Мейерхольд же возлагал на этот сезон большие надежды. Ему хотелось в группе друзей попробовать свои силы для осуществления мечты о свободном театре, который не шел бы на поводу у зрителя, но поднимал его силою энтузиазма и мастерства до высот самодовлеющего значения театра и человеческой жизни.

Для театра был снят на очень выгодных условиях Териокский курзал, предоставленный в полное наше распоряжение, и мы тотчас же принялись за преображение самой сцены: Мейерхольд сорвал кулисы, паддуги, одним словом, {194} все, что могло напоминать о театральной коробке. На обнаженной таким образом площадке были развешаны большие, серые полотнища, и театр словно превратился в корабль, вернее, в палубу большого парусного судна на океане. И тогда приступили к работе. Работали страстно, упорно… Наша работа началась с той самой пантомимы, первые вдохновенные взлеты которой появились на описанном мною вечере[63].

Во что же развернулась эта пантомима? В моих воспоминаниях она сохранила знойно-страстные, испанские, певучие настроения, в странном сочетании с глубоко философской, загадочной и чисто немецкой фантастикой романтической эпохи, когда полновластно царил дух великого и загадочного Гофмана и его персонажа Иоганна Крейслера, обнимавшего собою весь мир.

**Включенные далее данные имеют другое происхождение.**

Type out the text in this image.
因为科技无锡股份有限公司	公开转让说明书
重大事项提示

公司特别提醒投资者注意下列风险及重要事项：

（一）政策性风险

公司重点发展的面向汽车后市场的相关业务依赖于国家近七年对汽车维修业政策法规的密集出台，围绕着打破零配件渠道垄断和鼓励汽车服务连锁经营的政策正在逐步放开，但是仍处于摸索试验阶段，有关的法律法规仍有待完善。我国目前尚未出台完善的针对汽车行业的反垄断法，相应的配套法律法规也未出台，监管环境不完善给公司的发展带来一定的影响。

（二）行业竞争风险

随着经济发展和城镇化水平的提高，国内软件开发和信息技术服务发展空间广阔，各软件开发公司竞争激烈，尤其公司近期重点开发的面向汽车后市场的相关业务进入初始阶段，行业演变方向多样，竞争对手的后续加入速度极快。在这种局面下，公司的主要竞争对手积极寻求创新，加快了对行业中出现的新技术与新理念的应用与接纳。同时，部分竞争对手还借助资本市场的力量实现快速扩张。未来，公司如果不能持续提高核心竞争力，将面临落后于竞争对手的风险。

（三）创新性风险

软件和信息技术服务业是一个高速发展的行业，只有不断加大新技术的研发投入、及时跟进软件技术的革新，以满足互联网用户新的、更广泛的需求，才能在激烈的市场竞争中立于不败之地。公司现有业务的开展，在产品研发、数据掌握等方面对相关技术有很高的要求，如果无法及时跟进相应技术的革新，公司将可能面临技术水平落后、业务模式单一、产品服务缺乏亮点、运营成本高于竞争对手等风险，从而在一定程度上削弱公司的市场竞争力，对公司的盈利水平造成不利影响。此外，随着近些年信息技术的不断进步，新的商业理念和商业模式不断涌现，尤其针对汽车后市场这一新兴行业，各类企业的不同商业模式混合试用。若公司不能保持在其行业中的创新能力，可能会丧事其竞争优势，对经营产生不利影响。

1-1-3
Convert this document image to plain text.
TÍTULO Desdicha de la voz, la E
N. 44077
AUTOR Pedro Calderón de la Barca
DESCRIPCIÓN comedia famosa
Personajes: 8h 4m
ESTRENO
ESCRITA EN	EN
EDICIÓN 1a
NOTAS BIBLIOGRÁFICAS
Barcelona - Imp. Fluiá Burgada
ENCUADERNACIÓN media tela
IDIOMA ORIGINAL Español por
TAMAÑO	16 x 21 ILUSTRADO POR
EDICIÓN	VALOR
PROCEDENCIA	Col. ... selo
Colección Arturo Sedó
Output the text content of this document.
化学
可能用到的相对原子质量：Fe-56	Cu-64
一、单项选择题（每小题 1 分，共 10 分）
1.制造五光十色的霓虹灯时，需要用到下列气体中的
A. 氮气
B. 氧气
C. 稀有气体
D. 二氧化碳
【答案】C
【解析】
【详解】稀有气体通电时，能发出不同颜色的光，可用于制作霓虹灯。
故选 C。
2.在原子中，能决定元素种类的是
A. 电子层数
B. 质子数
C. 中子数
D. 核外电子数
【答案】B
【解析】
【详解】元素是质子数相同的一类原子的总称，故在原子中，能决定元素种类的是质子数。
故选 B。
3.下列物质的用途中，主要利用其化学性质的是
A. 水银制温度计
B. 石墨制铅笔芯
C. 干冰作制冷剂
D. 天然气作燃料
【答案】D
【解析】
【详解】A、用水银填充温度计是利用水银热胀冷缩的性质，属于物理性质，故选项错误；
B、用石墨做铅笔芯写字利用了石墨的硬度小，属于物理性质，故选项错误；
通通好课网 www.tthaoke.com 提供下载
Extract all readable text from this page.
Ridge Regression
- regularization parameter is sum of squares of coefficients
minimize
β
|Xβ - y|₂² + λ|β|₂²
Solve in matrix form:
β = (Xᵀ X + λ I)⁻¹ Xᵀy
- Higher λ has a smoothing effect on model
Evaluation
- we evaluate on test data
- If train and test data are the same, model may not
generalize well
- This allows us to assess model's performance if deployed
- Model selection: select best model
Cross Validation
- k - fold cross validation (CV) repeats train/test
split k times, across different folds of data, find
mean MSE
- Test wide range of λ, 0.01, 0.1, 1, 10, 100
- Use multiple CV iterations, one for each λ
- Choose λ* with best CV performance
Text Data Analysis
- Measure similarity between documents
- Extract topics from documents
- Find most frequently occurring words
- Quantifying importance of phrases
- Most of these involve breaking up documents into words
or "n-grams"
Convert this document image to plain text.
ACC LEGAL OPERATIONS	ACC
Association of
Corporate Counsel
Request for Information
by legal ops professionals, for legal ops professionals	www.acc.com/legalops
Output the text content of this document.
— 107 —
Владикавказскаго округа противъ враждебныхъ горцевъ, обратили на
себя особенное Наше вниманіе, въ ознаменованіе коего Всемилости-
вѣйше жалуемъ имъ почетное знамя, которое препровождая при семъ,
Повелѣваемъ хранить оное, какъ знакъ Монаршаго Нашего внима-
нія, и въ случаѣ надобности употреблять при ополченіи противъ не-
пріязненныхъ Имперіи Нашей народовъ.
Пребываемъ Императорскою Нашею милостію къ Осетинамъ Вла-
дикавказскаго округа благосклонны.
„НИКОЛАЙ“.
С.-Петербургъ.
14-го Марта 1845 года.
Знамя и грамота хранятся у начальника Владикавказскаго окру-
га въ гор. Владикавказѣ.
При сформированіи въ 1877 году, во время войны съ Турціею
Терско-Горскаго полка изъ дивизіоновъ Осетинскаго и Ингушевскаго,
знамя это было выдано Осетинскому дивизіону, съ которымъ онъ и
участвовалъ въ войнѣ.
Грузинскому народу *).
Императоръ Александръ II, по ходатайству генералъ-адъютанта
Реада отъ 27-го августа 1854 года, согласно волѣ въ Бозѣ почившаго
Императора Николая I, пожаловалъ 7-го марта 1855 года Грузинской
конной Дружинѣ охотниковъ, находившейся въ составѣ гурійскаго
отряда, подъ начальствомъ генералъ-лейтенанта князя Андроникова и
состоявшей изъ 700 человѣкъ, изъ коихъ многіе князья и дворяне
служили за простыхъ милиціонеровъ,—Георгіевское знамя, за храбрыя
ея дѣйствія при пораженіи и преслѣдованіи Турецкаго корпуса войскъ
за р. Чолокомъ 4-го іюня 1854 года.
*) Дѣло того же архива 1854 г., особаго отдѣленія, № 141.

Каково было вообще содержание нашей пантомимы, я точно не помню. Да это и не важно. {195} Важно то, что она поднимала нас всех. Под звуки случайных импровизаций, все мы словно облекались в иные одежды и приобретали иные лики, постигая совершенно далекий от обычного ритм мира.

Мы разрабатывали пантомиму под музыку Дебюсси или шумановский «Карнавал», и самый ритм музыки обязывал к чему-то. Мейерхольд требовал только одного — четкости. Он требовал, чтобы жесты, мимика, все подчинялось тайнам музыкального ритма, рожденного от вдохновенно-экстатического настроения…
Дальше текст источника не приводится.